Bisnis.com, JAKARTA - Posisi utang pemerintah hingga Juli tercatat sebesar Rp6.570,17 triliun sehingga posisi secara rasio terhadap produk domestik bruto (PDB) mencapai 40,51 persen.
Berdasarkan laporan APBN Kita Edisi Agustus, Kementerian Keuangan (Kemenkeu) mencatat kondisi ini dikarenakan Indonesia masih dalam fase perlambatan ekonomi di tengah pandemi.
“Posisi utang pemerintah pusat secara nominal mengalami peningkatan dibandingkan dengan periode yang sama tahun lalu. Namun, rasio utang terhadap PDB mengalami penurunan dari bulan sebelumnya,” tulis Kemenkeu dikutip Senin (30/8/2021).

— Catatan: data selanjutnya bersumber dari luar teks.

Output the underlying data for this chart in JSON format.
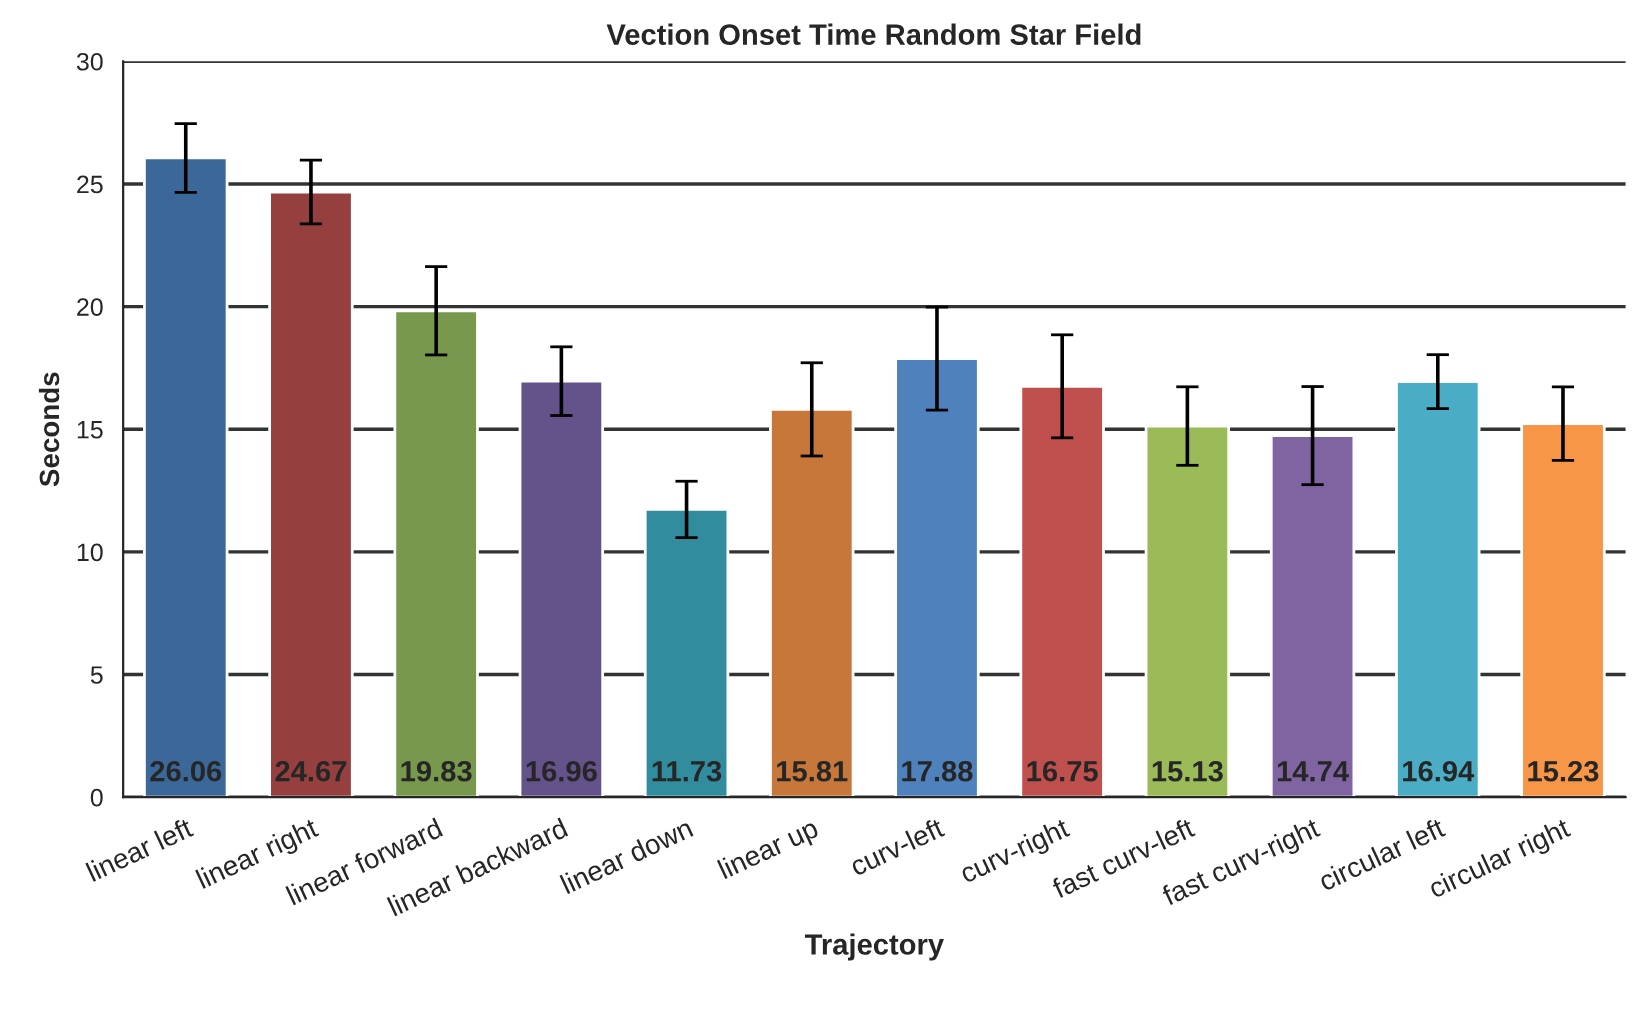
{
  "chart_data": {
    "type": "bar",
    "title": "Vection Onset Time Random Star Field",
    "xlabel": "Trajectory",
    "ylabel": "Seconds",
    "categories": [
      "linear left",
      "linear right",
      "linear forward",
      "linear backward",
      "linear down",
      "linear up",
      "curv-left",
      "curv-right",
      "fast curv-left",
      "fast curv-right",
      "circular left",
      "circular right"
    ],
    "values": [
      26.06,
      24.67,
      19.83,
      16.96,
      11.73,
      15.81,
      17.88,
      16.75,
      15.13,
      14.74,
      16.94,
      15.23
    ],
    "errors": [
      1.4,
      1.3,
      1.8,
      1.4,
      1.15,
      1.9,
      2.1,
      2.1,
      1.6,
      2.0,
      1.1,
      1.5
    ],
    "colors": [
      "#3c6899",
      "#953f3f",
      "#77984d",
      "#64528a",
      "#318c9e",
      "#c8773a",
      "#4f81bd",
      "#c0504d",
      "#9bbb59",
      "#8064a2",
      "#4bacc6",
      "#f79646"
    ],
    "data_labels": true,
    "ylim": [
      0,
      30
    ],
    "yticks": [
      0,
      5,
      10,
      15,
      20,
      25,
      30
    ],
    "grid": "y"
  }
}
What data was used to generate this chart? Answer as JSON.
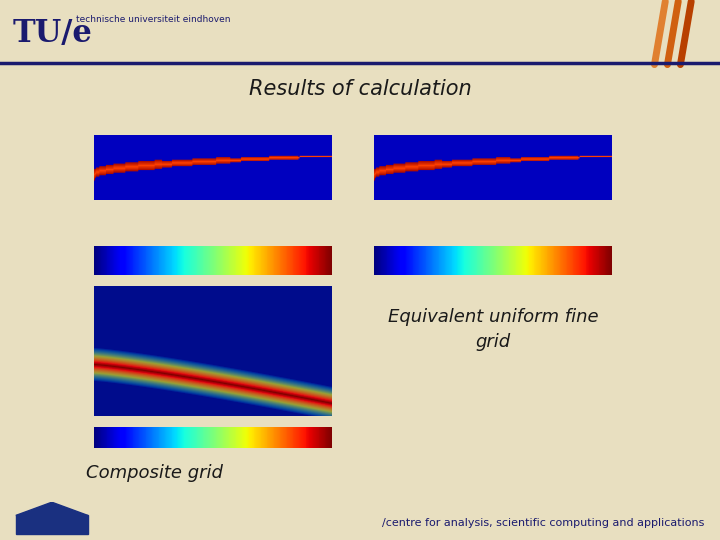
{
  "title": "Results of calculation",
  "label_equiv": "Equivalent uniform fine\ngrid",
  "label_comp": "Composite grid",
  "header_bg": "#ffffff",
  "header_line_color": "#1a1a6e",
  "tu_text": "TU/e",
  "sub_text": "technische universiteit eindhoven",
  "body_bg": "#e8dfc0",
  "top_strip_bg": "#cce8f0",
  "footer_text": "/centre for analysis, scientific computing and applications",
  "title_color": "#1a1a1a",
  "title_fontsize": 15,
  "label_fontsize": 13,
  "footer_fontsize": 8,
  "stripe_colors": [
    "#b84000",
    "#d06010",
    "#e08030"
  ],
  "navy": "#1a1a6e",
  "casa_blue": "#1a3080"
}
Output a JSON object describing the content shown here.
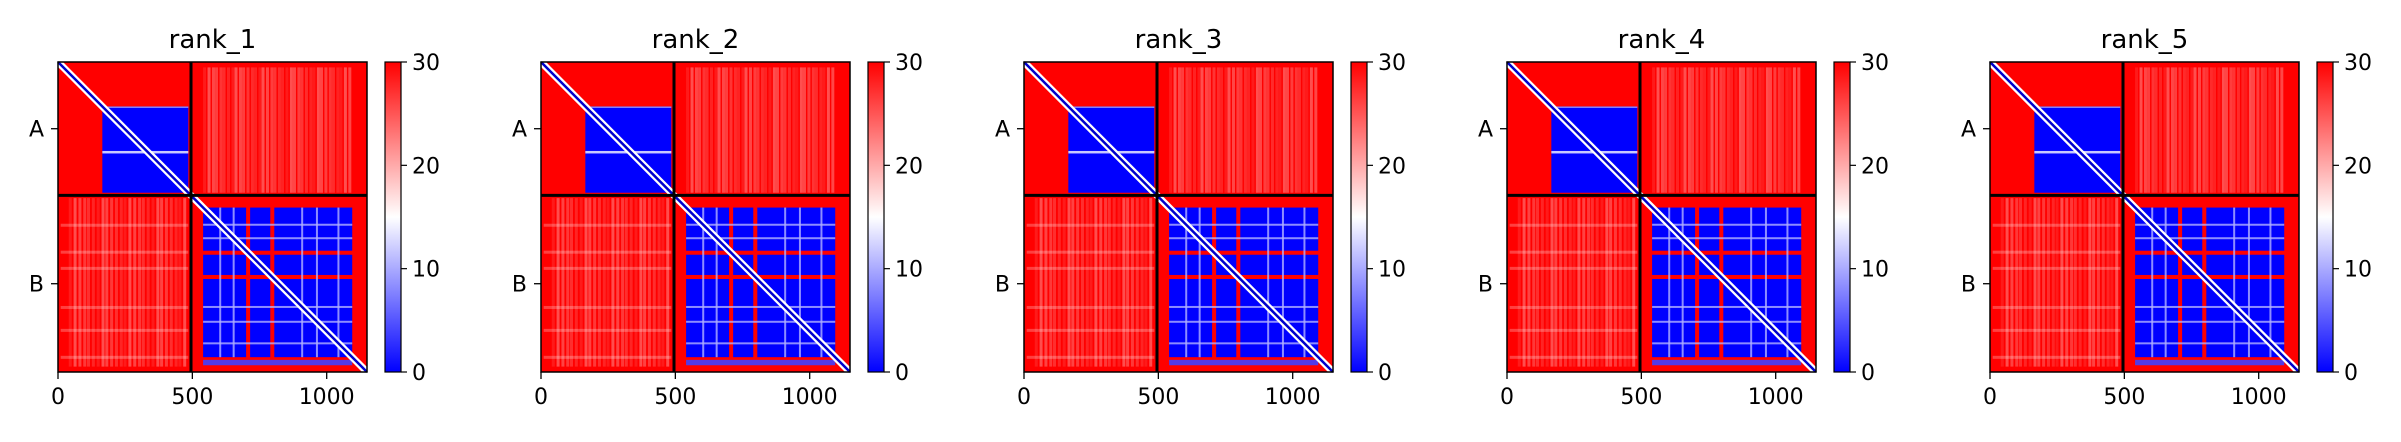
{
  "chart_data": [
    {
      "type": "heatmap",
      "title": "rank_1",
      "chains": [
        "A",
        "B"
      ],
      "xticks": [
        0,
        500,
        1000
      ],
      "xlim": [
        0,
        1150
      ],
      "chain_break": 495,
      "colorbar": {
        "ticks": [
          0,
          10,
          20,
          30
        ],
        "range": [
          0,
          30
        ],
        "colormap": "bwr"
      },
      "colors": {
        "low": "#0000ff",
        "mid": "#ffffff",
        "high": "#ff0000",
        "divider": "#000000"
      }
    },
    {
      "type": "heatmap",
      "title": "rank_2",
      "chains": [
        "A",
        "B"
      ],
      "xticks": [
        0,
        500,
        1000
      ],
      "xlim": [
        0,
        1150
      ],
      "chain_break": 495,
      "colorbar": {
        "ticks": [
          0,
          10,
          20,
          30
        ],
        "range": [
          0,
          30
        ],
        "colormap": "bwr"
      },
      "colors": {
        "low": "#0000ff",
        "mid": "#ffffff",
        "high": "#ff0000",
        "divider": "#000000"
      }
    },
    {
      "type": "heatmap",
      "title": "rank_3",
      "chains": [
        "A",
        "B"
      ],
      "xticks": [
        0,
        500,
        1000
      ],
      "xlim": [
        0,
        1150
      ],
      "chain_break": 495,
      "colorbar": {
        "ticks": [
          0,
          10,
          20,
          30
        ],
        "range": [
          0,
          30
        ],
        "colormap": "bwr"
      },
      "colors": {
        "low": "#0000ff",
        "mid": "#ffffff",
        "high": "#ff0000",
        "divider": "#000000"
      }
    },
    {
      "type": "heatmap",
      "title": "rank_4",
      "chains": [
        "A",
        "B"
      ],
      "xticks": [
        0,
        500,
        1000
      ],
      "xlim": [
        0,
        1150
      ],
      "chain_break": 495,
      "colorbar": {
        "ticks": [
          0,
          10,
          20,
          30
        ],
        "range": [
          0,
          30
        ],
        "colormap": "bwr"
      },
      "colors": {
        "low": "#0000ff",
        "mid": "#ffffff",
        "high": "#ff0000",
        "divider": "#000000"
      }
    },
    {
      "type": "heatmap",
      "title": "rank_5",
      "chains": [
        "A",
        "B"
      ],
      "xticks": [
        0,
        500,
        1000
      ],
      "xlim": [
        0,
        1150
      ],
      "chain_break": 495,
      "colorbar": {
        "ticks": [
          0,
          10,
          20,
          30
        ],
        "range": [
          0,
          30
        ],
        "colormap": "bwr"
      },
      "colors": {
        "low": "#0000ff",
        "mid": "#ffffff",
        "high": "#ff0000",
        "divider": "#000000"
      }
    }
  ]
}
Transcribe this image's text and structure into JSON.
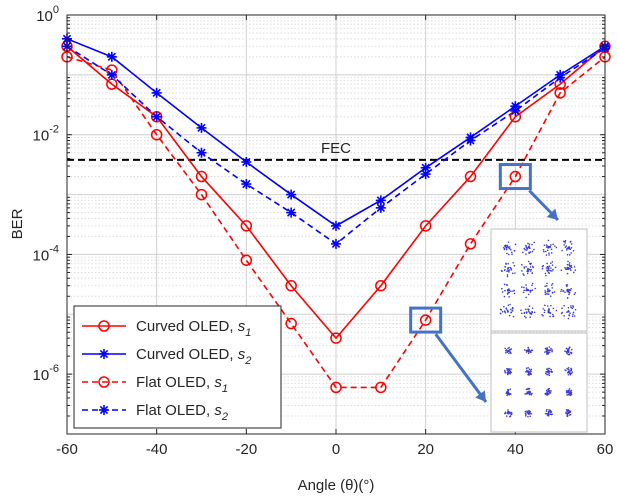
{
  "chart_data": {
    "type": "line",
    "xlabel": "Angle (θ)(°)",
    "ylabel": "BER",
    "x_scale": "linear",
    "y_scale": "log",
    "xlim": [
      -60,
      60
    ],
    "ylim": [
      1e-07,
      1
    ],
    "x_ticks": [
      -60,
      -40,
      -20,
      0,
      20,
      40,
      60
    ],
    "x_tick_labels": [
      "-60",
      "-40",
      "-20",
      "0",
      "20",
      "40",
      "60"
    ],
    "y_ticks": [
      1e-06,
      0.0001,
      0.01,
      1
    ],
    "y_tick_labels": [
      {
        "base": "10",
        "exp": "-6"
      },
      {
        "base": "10",
        "exp": "-4"
      },
      {
        "base": "10",
        "exp": "-2"
      },
      {
        "base": "10",
        "exp": "0"
      }
    ],
    "grid": true,
    "legend_position": "bottom-left",
    "fec": {
      "label": "FEC",
      "value": 0.0038,
      "color": "#000000"
    },
    "x": [
      -60,
      -50,
      -40,
      -30,
      -20,
      -10,
      0,
      10,
      20,
      30,
      40,
      50,
      60
    ],
    "series": [
      {
        "name": "Curved OLED,",
        "sub": "1",
        "color": "#ff0000",
        "line": "solid",
        "marker": "circle",
        "values": [
          0.3,
          0.07,
          0.02,
          0.002,
          0.0003,
          3e-05,
          4e-06,
          3e-05,
          0.0003,
          0.002,
          0.02,
          0.07,
          0.3
        ]
      },
      {
        "name": "Curved OLED,",
        "sub": "2",
        "color": "#0000ff",
        "line": "solid",
        "marker": "star",
        "values": [
          0.4,
          0.2,
          0.05,
          0.013,
          0.0035,
          0.001,
          0.0003,
          0.0008,
          0.0028,
          0.009,
          0.03,
          0.1,
          0.3
        ]
      },
      {
        "name": "Flat OLED,",
        "sub": "1",
        "color": "#ff0000",
        "line": "dashed",
        "marker": "circle",
        "values": [
          0.2,
          0.12,
          0.01,
          0.001,
          8e-05,
          7e-06,
          6e-07,
          6e-07,
          8e-06,
          0.00015,
          0.002,
          0.05,
          0.2
        ]
      },
      {
        "name": "Flat OLED,",
        "sub": "2",
        "color": "#0000ff",
        "line": "dashed",
        "marker": "star",
        "values": [
          0.3,
          0.1,
          0.02,
          0.005,
          0.0015,
          0.0005,
          0.00015,
          0.0006,
          0.0022,
          0.008,
          0.025,
          0.09,
          0.28
        ]
      }
    ],
    "highlighted_points": [
      {
        "series": "Flat OLED, s1",
        "x": 40,
        "y": 0.002
      },
      {
        "series": "Flat OLED, s1",
        "x": 20,
        "y": 8e-06
      }
    ],
    "callout_color": "#4472c4"
  }
}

Pembiayaan utang pada 2021 diklaim Kemenkeu digunakan sebagai instrumen untuk mendukung kebijakan countercyclical yang dikelola secara hati-hati, fleksibel, dan terukur, terutama untuk menangani Covid-19 dan pemulihan ekonomi nasional.
Ada beberapa langkah yang dilakukan pemerintah dalam memantau dan menjaga target risiko utang agar sesuai dengan indikator risiko yang dipatok.
Pertama, memanfaatkan fleksibilitas instrumen utang dengan pinjaman luar negeri yang biayanya lebih efisien, konversi pinjaman ke pinjaman dengan biaya murah dan risiko yang rendah, serta melakukan debt swap.
Baca Juga
Maksud debt swap adalah membayar utang dengan cara menukarnya menjadi program pembangunan tertentu yang menjadi perhatian negara donor.
Kedua, dari sisi penerbitan surat berharga negara (SBN), pemerintah berupaya untuk menerbitkannya dengan biaya yang efisien.
Lalu, memanfaatkan dukungan Bank Indonesia sebagai standby buyer serta melakukan liabilities management untuk menekan biaya utang di masa depan yang secara tidak langsung berdampak mengurangi jumlah utang.
Ketiga, pemerintah menjaga komposisi utang domestik lebih besar daripada utang valuta asing. Selain pinjaman luar negeri yang memang direncanakan lebih kecil porsinya, kepemilikan SBN oleh asing sudah jauh menurun.
Hingga 4 Agustus, porsi kepemilikan SBN oleh investor asing hanya sebesar 22,56 persen, sedangkan pemegang SBN terbesar adalah bank domestik sebesar 32,23 persen.
Terakhir, untuk mendukung kelanjutan pembangunan infrastruktur di Indonesia, pemerintah terus mengupayakan berbagai alternatif pembiayaan kreatif dan inovatif sehingga diharapkan dapat mengurangi beban APBN seperti melalui skema kerja sama pemerintah dan badan usaha (KPBU) serta blended financing.
Meski demikian, pemerintah akan tetap memantau berbagai faktor risiko yang perlu diwaspadai. Beberapa di antaranya adalah akses dan kecepatan vaksinasi yang belum merata sehingga pengendalian pandemi dan pemulihan ekonomi menjadi tidak seragam.
“Munculnya virus Corona varian Delta dan masih fluktuatifnya kasus Covid-19 berkorelasi kuat terhadap perkembangan ekonomi yang masih terus bergejolak,” papar Kemenkeu.